El interés del Barça ya no es un rumor de verano, es una ofensiva en toda regla. En el Camp Nou se cocina una propuesta histórica: 135 millones de euros garantizados más 15 en variables una vez termine el Mundial. Una cifra que rompería el mercado y que, en cualquier otro contexto, obligaría a sentarse a negociar.

En Barcelona confían en que el paquete económico, sumado a la posible voluntad del propio jugador de afrontar un nuevo reto, acabe por abrir una rendija en el muro rojiblanco. La sensación interna es clara: una oferta de ese calibre resulta difícil de ignorar… siempre que el futbolista también empuje.

Pero el gran obstáculo tiene nombre propio: Atlético de Madrid.

El muro rojiblanco

Para Diego Simeone, Julián Álvarez no es un delantero más. Es una pieza estructural de su proyecto a medio y largo plazo. El argentino está ligado al club hasta 2030 y blindado con una cláusula de rescisión de 500 millones de euros. Un mensaje en sí mismo.

En el Atlético repiten el mismo mantra desde hace semanas: no hay necesidad de vender.
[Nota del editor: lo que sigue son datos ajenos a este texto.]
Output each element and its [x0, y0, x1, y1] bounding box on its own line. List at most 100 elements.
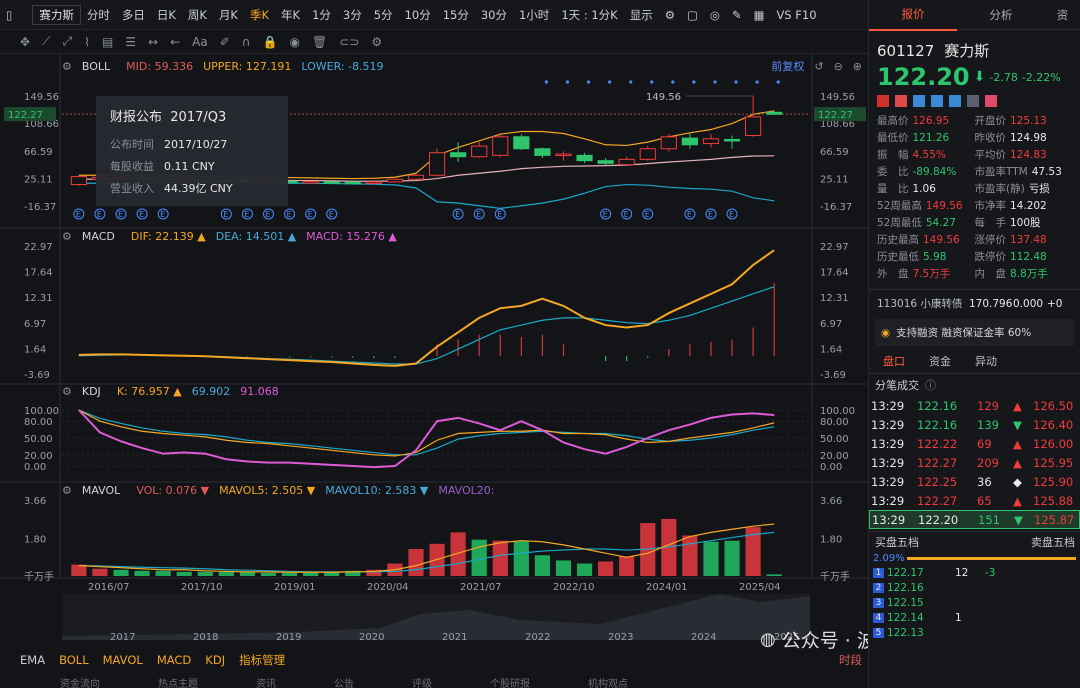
earnings-icon-glyph: E — [455, 210, 460, 219]
heart-icon[interactable] — [985, 95, 997, 107]
bottom-tab[interactable]: 资讯 — [256, 676, 276, 688]
quote-value: 1.06 — [912, 183, 936, 195]
period-tab[interactable]: 1分 — [306, 7, 337, 23]
indicator-manager[interactable]: 指标管理 — [239, 652, 285, 668]
bottom-tab[interactable]: 个股研报 — [490, 676, 530, 688]
display-menu[interactable]: 显示 — [624, 7, 659, 23]
candle-body — [660, 136, 677, 150]
camera-icon[interactable]: ◎ — [704, 8, 726, 22]
quote-label: 开盘价 — [974, 115, 1007, 127]
lock-icon[interactable]: 🔒 — [263, 35, 278, 49]
period-tab[interactable]: 年K — [275, 7, 306, 23]
period-tab[interactable]: 日K — [151, 7, 182, 23]
trash-icon[interactable]: 🗑 — [312, 35, 327, 49]
quote-label: 市盈率TTM — [974, 166, 1028, 178]
tab-orderbook[interactable]: 盘口 — [883, 353, 905, 369]
bottom-tab[interactable]: 评级 — [412, 676, 432, 688]
period-tab[interactable]: 1天 : 1分K — [555, 7, 623, 23]
bid-row[interactable]: 4 122.14 1 — [869, 610, 1080, 625]
date-tick: 2022/10 — [553, 582, 595, 593]
convertible-bond-row[interactable]: 113016 小康转债 170.796 0.000 +0 — [869, 289, 1080, 317]
period-tab[interactable]: 3分 — [337, 7, 368, 23]
gear-icon[interactable]: ⚙ — [62, 385, 72, 398]
margin-icon[interactable] — [949, 95, 961, 107]
bottom-tab[interactable]: 资金流向 — [60, 676, 100, 688]
indicator-ema[interactable]: EMA — [20, 653, 45, 667]
bid-row[interactable]: 3 122.15 — [869, 595, 1080, 610]
tab-movement[interactable]: 异动 — [975, 353, 997, 369]
indicator-kdj[interactable]: KDJ — [205, 653, 225, 667]
earnings-icon-glyph: E — [287, 210, 292, 219]
fib-tool-icon[interactable]: ☰ — [125, 35, 136, 49]
info-icon[interactable]: ⓘ — [925, 377, 936, 393]
magnet-icon[interactable]: ∩ — [242, 35, 251, 49]
wave-tool-icon[interactable]: ⌇ — [84, 35, 90, 49]
period-tab[interactable]: 30分 — [475, 7, 513, 23]
measure-tool-icon[interactable]: ↔ — [148, 35, 158, 49]
session-button[interactable]: 时段 — [839, 652, 862, 668]
gear-icon[interactable]: ⚙ — [62, 484, 72, 497]
line-tool-icon[interactable]: ⟋ — [42, 34, 50, 49]
period-tab[interactable]: 多日 — [116, 7, 151, 23]
tab-quote[interactable]: 报价 — [869, 0, 957, 31]
arrow-tool-icon[interactable]: ← — [170, 35, 180, 49]
margin-banner[interactable]: ◉ 支持融资 融资保证金率 60% — [875, 319, 1074, 346]
tab-analysis[interactable]: 分析 — [957, 0, 1045, 30]
event-dot — [755, 80, 759, 84]
period-tab[interactable]: 5分 — [368, 7, 399, 23]
bottom-tab[interactable]: 热点主题 — [158, 676, 198, 688]
period-tab[interactable]: 15分 — [437, 7, 475, 23]
ray-tool-icon[interactable]: ⤢ — [62, 34, 72, 49]
badge-row — [869, 91, 1080, 113]
navigator-year: 2023 — [608, 632, 633, 643]
trade-row: 13:29 122.16 129 ▲ 126.50 — [869, 396, 1080, 415]
pen-icon[interactable]: ✎ — [726, 8, 748, 22]
settings-icon[interactable]: ⚙ — [659, 8, 681, 22]
quote-value: 亏损 — [1028, 183, 1050, 195]
link-icon[interactable]: ⊂⊃ — [339, 35, 359, 49]
navigator-year: 2020 — [359, 632, 384, 643]
indicator-mavol[interactable]: MAVOL — [103, 653, 143, 667]
period-tab[interactable]: 10分 — [399, 7, 437, 23]
bid-row[interactable]: 5 122.13 — [869, 625, 1080, 640]
compare-button[interactable]: VS F10 — [770, 8, 822, 22]
sidebar-toggle-icon[interactable]: ▯ — [0, 8, 18, 22]
trade-volume: 65 — [977, 493, 992, 508]
crosshair-icon[interactable]: ✥ — [20, 35, 30, 49]
indicator-macd[interactable]: MACD — [157, 653, 191, 667]
lightning-icon[interactable] — [895, 95, 907, 107]
date-tick: 2025/04 — [739, 582, 781, 593]
quote-value: 47.53 — [1031, 166, 1062, 178]
trade-volume: 69 — [977, 436, 992, 451]
shanghai-icon[interactable] — [931, 95, 943, 107]
bid-row[interactable]: 1 122.17 12 -3 — [869, 565, 1080, 580]
period-tab-active[interactable]: 季K — [244, 7, 275, 23]
stock-title: 601127 赛力斯 — [869, 30, 1080, 61]
layout-icon[interactable]: ▢ — [681, 8, 704, 22]
event-dot — [586, 80, 591, 84]
tab-more[interactable]: 资 — [1045, 0, 1080, 30]
period-tab[interactable]: 分时 — [81, 7, 116, 23]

No hay urgencias financieras, no hay presión externa y no hay voluntad deportiva de desprenderse de uno de sus jugadores más valiosos.

El Barcelona insiste. Admira al futbolista, prepara números, hace cuentas, ajusta su plan de futuro alrededor de él. El Atlético, en cambio, ni se inmuta. Dos velocidades opuestas en el mismo mercado.

Cerezo marca territorio

Enrique Cerezo ha vuelto a salir a escena para enfriar el ambiente y dejar clara la postura del club. No se esconde, no rebaja el tono, no deja espacio a dobles lecturas.

“Julián es jugador del Atlético de Madrid. Quien lo quiera, que venga y mire el contrato (la cláusula de rescisión), y si está interesado, lo firmará; si no, no”, lanzó el presidente rojiblanco, en declaraciones recogidas por El Desmarque.

Una frase corta, directa, casi un desafío. El mensaje de fondo es evidente: aquí no habrá negociación a la baja ni puerta entreabierta. Solo hay una vía, la cláusula.

Cerezo fue más allá, subrayando el hartazgo por el ruido constante alrededor del delantero: “Parece que este es el culebrón del verano; todos sabéis perfectamente cómo está la situación. Julián es jugador del Atlético de Madrid y creo que seguirá siendo jugador del Atlético de Madrid”.

No hay promesas, pero sí convicción. Y, sobre todo, una posición firme.

Un pulso de largo recorrido

El Barça prepara un récord, el Atlético esgrime una cláusula disuasoria y el nombre de Julián Álvarez se ha convertido en la banda sonora del verano en España. De un lado, la necesidad azulgrana de encontrar el próximo gran ‘9’. Del otro, la determinación rojiblanca de no desarmar el proyecto de Simeone.

La oferta puede romper moldes. La cláusula, directamente, rompe cualquier intento de negociación. Entre esos dos extremos, la gran incógnita: ¿hasta dónde está dispuesto a llegar el Barcelona para arrancar a su objetivo del Metropolitano?